BTW this is my first post, so I'm not too experienced with this forum.
Sorry if this was worded weird, I don't ask questions online often.
Re: Interrupt Handling
Posted: Wed May 21, 2014 1:23 am
by Combuster
Homework question:
1: What items does an interrupt (software or hardware) put on the stack?
2: What happens to the stack and registers before enter_int? Are you actually putting things back they way they were?
Your real problem however is that you wrote interrupt handlers in C. Which is a really bad thing to do.
Re: Interrupt Handling
Posted: Wed May 21, 2014 1:53 am
by christianh104
1. Okay then its something I'm doing , tomorrow I'll single step through my code in bochs with an int 32 and see whats happening to the flags before and after the interrupt. Maybe the compilers using the same place in the stack as the flags are in.

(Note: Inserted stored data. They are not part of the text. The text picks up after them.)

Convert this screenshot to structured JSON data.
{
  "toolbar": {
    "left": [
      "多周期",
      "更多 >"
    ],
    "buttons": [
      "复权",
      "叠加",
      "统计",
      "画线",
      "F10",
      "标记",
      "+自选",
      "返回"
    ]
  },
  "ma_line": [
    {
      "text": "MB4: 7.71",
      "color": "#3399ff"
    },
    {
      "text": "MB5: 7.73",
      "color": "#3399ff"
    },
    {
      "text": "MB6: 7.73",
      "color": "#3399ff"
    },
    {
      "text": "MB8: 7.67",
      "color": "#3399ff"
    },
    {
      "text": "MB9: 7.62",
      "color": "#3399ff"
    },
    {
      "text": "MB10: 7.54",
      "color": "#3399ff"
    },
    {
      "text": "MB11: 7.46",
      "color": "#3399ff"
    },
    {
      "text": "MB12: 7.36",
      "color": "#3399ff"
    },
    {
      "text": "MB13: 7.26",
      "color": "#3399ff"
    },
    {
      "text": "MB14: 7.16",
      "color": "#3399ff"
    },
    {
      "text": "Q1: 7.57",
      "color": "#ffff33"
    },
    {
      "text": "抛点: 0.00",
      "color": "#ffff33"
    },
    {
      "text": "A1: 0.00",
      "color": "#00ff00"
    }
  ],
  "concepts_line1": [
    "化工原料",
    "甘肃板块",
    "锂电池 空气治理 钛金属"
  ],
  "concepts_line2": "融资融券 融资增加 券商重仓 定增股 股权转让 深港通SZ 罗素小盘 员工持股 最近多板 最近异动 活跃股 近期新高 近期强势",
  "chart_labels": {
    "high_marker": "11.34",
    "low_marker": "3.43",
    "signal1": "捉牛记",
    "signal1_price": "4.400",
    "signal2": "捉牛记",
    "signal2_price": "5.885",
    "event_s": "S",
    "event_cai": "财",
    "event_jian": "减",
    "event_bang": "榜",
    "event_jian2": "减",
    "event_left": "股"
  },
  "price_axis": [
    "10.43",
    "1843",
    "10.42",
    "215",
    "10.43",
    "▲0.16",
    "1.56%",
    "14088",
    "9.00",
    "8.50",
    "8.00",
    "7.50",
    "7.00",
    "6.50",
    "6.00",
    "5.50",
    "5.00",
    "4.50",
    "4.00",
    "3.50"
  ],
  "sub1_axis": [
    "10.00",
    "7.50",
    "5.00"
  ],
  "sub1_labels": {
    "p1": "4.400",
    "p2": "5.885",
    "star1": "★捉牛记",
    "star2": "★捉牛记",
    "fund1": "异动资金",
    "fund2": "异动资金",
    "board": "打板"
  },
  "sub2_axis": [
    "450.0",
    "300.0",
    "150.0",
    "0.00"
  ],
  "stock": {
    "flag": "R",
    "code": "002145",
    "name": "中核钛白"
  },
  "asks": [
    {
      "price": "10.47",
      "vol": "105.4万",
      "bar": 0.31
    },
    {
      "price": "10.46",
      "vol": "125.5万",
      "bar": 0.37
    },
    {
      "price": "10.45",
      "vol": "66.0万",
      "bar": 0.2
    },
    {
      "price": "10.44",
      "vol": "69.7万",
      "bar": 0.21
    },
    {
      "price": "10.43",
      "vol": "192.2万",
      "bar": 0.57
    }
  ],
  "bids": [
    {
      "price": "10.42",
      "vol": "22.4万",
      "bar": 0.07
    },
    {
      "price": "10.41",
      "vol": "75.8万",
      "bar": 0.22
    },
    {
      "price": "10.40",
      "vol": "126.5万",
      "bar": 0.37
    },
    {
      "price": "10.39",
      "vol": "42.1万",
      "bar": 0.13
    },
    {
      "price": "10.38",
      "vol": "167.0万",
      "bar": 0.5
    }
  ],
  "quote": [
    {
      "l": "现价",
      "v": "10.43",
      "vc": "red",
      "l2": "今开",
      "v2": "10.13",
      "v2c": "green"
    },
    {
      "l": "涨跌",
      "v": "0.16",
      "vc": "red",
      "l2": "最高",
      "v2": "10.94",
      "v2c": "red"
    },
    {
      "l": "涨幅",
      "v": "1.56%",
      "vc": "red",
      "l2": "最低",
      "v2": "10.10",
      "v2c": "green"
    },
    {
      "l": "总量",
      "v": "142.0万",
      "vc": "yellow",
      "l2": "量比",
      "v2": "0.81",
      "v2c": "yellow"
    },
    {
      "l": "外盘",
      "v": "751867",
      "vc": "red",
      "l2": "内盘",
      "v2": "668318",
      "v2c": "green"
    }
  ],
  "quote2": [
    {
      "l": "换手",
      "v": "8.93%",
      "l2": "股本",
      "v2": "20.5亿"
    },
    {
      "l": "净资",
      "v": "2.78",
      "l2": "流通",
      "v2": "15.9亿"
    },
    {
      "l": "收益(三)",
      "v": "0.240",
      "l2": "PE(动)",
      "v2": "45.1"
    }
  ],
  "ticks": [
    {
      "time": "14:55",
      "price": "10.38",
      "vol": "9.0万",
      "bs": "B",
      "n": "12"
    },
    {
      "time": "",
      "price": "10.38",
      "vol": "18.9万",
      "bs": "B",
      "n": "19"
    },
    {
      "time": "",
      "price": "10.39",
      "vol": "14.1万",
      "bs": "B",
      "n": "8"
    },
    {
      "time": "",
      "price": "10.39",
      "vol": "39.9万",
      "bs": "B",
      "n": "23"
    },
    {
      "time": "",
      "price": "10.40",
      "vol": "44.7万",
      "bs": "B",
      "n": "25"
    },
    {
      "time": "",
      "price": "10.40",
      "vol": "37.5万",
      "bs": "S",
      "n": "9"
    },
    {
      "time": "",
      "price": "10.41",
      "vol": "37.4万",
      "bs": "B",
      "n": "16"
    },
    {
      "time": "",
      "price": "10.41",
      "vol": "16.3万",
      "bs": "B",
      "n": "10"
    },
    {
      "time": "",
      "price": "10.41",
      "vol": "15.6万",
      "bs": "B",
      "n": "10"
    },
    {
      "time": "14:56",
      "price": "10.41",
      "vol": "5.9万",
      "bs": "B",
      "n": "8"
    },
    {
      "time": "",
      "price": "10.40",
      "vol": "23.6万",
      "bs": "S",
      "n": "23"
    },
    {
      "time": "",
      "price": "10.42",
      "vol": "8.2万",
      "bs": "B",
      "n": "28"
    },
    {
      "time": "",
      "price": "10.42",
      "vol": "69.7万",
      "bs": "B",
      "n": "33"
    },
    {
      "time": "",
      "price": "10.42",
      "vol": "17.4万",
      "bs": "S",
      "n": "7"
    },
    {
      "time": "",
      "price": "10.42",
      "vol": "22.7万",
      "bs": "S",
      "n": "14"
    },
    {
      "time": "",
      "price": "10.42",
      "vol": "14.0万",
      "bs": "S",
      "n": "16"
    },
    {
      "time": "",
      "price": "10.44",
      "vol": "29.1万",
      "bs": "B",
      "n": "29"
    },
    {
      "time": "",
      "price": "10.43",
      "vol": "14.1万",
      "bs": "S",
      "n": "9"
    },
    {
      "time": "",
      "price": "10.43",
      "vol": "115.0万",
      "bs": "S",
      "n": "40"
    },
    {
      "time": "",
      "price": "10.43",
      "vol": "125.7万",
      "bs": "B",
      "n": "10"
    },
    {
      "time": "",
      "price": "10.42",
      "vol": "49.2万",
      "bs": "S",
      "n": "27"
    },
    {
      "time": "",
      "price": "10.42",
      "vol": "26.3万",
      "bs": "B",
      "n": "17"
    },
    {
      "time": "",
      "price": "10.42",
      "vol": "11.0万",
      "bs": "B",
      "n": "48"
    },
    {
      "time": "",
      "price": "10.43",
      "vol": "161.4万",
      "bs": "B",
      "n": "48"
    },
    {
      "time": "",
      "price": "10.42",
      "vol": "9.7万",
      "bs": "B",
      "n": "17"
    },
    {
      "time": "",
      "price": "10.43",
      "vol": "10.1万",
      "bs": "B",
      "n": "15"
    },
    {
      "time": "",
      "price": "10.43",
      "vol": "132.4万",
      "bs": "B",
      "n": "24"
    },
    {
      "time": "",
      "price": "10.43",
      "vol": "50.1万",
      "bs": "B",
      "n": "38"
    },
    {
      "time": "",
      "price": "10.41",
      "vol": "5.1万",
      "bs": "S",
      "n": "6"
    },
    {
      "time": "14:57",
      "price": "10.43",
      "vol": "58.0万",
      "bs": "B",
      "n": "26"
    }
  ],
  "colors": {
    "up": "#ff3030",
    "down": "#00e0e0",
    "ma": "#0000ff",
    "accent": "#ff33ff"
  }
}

2. I only have that simple loop and irq acknowledge, so it shouldnt modify the stack any more than the pusha, popa.
Thanks for the quick reply, this is really going to help me understand what was causing me so much trouble
I'm actually planning on getting my kernel to have all the basic I/O features I want and then rewriting as much as I can to Assembly to make it faster and smaller. For now, I'm using C just because it makes things easier to get there. It would probably also help a bit if TCC supported optimizations :/
Re: Interrupt Handling
Posted: Wed May 21, 2014 1:56 am
by christianh104
I dont remember why I subtract 4 from esp and then add it back at the end... I know it was for a good reason, but II'll try to remove it tomorrow and see what happens, and I'll try moving esp more to see if tthere's anything that's being overwritten
Re: Interrupt Handling
Posted: Wed May 21, 2014 3:13 am
by bwat
christianh104 wrote:rewriting as much as I can to Assembly to make it faster and smaller.
It seems that, on a reasonably loaded system, a small percentage of time is spent in the OS. Consequently, Amdahl's law says that any overall speedup gained by your rewriting will be expensive in terms of your effort.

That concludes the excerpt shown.